Cua Lot Rang Muoi
- Jim Washburn May 9, 2006 07:38 PM
That's what it's called at Mai's in Houston. It's soft shell crabs sauteéd with garlic, onions, and jalapeños. I just bought some soft shells, and I'd be in the mood to cook them like this if I had a good recipe. Can't find one via Google. Thanks.
Here is mine, had to pull it from the archive. I hope this is what you were referring to. There is another recipe that calls for tomato paste in the recipe.
clean crab and dry with paper towel
sliced 1 jalapenos
2 green onions chopped
garlic powder (optional)
chopped 3 cloves of garlic
tempura mix or flour if you're too lazy to find tempura mix in the Asian grocery.
1/2 tsp black pepper or more depends on your personal taste
chicken buillon (powder form) or msg (optional)
5 cups of oil for frying
2 T butter
salt (if you buy the tempura flour it is pre-seasoned in the mixture so salt can be omitted)
Mix tempura flour, some garlic powder, some black pepper & chicken buillon.

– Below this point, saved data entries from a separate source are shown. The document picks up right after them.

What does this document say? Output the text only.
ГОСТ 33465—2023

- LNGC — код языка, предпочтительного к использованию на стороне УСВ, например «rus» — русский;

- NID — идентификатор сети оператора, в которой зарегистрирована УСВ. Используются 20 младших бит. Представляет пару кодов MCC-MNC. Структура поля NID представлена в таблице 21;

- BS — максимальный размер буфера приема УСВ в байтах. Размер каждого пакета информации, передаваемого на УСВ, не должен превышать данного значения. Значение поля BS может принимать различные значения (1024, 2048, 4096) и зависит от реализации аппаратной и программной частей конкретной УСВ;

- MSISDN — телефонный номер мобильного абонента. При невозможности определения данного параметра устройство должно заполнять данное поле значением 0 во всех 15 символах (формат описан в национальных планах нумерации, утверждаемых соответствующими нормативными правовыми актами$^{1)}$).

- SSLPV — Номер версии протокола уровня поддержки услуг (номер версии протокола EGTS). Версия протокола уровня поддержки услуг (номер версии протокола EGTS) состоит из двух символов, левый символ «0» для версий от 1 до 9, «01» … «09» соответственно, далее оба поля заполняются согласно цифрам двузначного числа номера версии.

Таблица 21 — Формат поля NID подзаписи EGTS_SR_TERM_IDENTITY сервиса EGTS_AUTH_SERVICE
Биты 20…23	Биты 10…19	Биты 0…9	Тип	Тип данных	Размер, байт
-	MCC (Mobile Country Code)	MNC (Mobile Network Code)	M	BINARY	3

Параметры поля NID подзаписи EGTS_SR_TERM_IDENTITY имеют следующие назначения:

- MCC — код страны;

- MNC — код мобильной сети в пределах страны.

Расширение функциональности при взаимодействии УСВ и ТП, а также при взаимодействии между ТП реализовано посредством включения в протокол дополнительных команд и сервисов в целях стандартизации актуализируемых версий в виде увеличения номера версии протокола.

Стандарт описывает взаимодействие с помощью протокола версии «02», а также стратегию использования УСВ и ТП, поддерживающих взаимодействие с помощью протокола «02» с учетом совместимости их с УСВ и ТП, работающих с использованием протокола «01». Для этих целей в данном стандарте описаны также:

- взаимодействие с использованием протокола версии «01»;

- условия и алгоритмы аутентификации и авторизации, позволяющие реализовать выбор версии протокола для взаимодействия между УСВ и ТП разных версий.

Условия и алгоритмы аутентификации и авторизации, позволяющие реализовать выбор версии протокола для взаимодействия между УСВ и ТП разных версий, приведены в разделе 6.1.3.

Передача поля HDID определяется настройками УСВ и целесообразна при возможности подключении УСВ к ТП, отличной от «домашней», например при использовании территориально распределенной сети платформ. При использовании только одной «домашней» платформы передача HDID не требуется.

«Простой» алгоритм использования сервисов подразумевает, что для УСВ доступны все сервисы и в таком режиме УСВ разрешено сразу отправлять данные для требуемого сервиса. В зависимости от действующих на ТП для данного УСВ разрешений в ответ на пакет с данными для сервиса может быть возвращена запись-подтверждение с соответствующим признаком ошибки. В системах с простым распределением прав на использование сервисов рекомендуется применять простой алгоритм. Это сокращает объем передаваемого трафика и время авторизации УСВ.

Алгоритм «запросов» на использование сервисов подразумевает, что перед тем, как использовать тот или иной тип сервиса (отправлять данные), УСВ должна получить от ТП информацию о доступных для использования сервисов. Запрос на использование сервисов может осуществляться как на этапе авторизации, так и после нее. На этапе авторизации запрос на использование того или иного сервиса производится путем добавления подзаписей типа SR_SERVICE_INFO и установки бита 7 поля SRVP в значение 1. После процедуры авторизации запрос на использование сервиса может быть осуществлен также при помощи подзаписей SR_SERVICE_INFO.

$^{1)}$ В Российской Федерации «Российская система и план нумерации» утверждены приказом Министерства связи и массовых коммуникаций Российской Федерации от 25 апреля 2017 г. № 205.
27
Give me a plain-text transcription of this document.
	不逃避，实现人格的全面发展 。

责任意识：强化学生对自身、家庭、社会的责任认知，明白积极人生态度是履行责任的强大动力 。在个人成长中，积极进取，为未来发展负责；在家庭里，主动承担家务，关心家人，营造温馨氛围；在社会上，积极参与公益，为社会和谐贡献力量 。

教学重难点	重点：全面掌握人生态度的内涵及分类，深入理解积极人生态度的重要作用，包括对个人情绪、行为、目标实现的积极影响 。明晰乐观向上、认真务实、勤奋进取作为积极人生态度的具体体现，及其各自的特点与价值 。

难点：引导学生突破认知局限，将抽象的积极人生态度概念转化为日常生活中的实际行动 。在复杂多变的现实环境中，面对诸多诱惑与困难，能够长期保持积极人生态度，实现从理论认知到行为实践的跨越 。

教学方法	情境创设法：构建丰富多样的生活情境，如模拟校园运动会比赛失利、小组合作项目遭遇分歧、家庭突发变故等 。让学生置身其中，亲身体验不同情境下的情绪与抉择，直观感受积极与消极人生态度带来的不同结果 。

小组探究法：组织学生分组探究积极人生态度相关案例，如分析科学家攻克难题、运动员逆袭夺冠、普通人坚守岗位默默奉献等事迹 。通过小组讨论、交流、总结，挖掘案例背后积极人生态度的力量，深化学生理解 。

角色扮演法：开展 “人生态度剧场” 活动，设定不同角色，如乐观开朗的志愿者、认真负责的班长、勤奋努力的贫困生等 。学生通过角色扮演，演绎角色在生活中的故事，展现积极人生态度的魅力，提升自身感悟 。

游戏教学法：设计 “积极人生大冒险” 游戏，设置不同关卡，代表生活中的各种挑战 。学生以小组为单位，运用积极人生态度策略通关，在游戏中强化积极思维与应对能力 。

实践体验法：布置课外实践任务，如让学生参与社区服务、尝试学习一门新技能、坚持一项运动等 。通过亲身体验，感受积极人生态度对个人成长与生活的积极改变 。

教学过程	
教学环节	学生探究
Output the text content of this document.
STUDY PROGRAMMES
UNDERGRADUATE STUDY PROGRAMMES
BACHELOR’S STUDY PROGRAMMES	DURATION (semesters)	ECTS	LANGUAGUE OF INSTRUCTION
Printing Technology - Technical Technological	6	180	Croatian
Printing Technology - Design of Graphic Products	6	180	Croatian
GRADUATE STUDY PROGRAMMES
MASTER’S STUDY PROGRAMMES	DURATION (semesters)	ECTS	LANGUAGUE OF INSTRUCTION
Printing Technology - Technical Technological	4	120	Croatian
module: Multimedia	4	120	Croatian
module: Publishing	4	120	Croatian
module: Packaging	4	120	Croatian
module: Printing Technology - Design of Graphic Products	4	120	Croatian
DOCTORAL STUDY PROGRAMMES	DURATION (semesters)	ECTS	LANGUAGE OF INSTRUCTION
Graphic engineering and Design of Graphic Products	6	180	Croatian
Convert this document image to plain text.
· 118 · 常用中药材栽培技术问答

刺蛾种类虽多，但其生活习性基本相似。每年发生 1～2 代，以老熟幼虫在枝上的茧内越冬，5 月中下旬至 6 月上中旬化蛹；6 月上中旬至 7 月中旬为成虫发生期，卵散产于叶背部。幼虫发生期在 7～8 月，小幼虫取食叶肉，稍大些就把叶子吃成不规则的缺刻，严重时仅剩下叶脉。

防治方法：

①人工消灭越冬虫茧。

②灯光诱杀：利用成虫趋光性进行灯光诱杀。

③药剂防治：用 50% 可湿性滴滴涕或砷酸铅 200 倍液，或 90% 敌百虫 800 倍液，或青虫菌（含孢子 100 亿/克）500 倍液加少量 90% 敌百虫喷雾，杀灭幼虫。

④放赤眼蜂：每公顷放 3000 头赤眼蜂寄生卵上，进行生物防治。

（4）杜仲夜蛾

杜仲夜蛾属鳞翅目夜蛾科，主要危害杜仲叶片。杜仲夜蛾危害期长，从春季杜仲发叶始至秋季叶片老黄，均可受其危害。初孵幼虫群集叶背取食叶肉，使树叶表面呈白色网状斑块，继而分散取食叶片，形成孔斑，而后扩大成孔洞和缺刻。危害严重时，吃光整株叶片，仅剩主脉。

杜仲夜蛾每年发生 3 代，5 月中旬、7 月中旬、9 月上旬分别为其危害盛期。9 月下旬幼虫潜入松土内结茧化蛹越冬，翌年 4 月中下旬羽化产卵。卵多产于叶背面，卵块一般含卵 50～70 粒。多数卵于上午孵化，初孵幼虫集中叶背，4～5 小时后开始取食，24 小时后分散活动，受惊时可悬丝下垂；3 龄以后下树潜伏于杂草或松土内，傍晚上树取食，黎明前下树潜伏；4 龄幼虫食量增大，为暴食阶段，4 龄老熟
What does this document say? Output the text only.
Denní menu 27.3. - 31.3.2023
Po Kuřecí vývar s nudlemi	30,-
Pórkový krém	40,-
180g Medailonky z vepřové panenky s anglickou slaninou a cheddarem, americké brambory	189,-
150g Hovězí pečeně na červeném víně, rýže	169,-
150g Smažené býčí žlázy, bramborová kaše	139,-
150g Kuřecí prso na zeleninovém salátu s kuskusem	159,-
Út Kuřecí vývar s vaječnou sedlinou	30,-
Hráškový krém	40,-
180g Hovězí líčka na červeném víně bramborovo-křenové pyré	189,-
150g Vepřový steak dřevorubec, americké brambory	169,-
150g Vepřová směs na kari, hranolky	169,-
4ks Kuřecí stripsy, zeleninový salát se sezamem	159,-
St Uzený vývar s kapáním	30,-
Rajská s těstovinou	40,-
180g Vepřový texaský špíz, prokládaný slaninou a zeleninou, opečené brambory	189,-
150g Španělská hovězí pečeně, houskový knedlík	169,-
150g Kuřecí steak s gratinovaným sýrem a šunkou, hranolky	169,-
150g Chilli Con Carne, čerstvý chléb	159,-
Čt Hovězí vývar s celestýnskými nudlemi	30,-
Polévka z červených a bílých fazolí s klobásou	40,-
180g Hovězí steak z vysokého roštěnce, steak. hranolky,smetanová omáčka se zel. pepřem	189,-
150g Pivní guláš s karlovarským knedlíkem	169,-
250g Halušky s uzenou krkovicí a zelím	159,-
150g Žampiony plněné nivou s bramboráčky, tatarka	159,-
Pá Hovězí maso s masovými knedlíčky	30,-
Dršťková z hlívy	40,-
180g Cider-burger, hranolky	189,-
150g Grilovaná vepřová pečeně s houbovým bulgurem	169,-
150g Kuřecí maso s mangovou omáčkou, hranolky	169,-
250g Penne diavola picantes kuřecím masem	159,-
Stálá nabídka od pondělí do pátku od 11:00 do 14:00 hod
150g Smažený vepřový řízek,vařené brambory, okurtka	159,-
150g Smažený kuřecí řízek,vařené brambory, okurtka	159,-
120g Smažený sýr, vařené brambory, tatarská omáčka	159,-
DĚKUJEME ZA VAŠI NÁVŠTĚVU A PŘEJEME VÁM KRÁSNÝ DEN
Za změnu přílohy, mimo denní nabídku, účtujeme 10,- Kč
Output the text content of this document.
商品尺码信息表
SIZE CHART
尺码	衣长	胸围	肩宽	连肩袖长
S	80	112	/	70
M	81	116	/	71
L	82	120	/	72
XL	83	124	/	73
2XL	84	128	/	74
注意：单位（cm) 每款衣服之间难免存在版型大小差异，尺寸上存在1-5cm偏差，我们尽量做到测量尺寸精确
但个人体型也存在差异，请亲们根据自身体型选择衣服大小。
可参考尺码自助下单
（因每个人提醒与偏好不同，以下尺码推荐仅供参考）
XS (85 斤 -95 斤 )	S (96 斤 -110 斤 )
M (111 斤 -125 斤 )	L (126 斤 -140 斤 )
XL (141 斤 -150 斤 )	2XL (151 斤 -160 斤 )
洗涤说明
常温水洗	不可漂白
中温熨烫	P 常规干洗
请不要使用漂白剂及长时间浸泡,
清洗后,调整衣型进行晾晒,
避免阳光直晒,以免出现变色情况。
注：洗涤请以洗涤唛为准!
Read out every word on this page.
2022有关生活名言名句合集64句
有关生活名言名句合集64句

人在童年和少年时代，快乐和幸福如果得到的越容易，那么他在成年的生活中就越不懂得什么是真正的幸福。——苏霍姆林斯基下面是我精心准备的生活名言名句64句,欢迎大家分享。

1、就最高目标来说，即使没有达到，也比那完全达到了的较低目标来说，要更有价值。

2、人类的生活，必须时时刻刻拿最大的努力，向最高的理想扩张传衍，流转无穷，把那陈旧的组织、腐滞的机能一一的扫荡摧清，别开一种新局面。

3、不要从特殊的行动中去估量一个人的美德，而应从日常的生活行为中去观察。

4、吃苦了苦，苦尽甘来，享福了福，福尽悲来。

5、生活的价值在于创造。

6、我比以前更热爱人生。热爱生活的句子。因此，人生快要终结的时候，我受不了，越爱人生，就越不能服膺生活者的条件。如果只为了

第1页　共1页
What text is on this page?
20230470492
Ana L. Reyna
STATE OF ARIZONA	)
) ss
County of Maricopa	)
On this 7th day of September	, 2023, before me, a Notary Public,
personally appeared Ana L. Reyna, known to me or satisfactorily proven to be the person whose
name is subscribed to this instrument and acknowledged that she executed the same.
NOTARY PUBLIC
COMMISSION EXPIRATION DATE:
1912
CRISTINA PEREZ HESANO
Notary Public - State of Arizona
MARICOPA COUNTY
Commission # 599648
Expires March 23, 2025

Heat your oil in a wok to 350-365 degree.
Drentch the crab into flour mixture and shake off excess.
Fry the crab in hot oil until golden brown on both sides.
In an empty wok or pan, heat up 2 T butter and add chopped garlic and green onion sautee until the green onion softens.
Add the deep fried crabs and jalapeno in and sautee for a min or so and enjoy.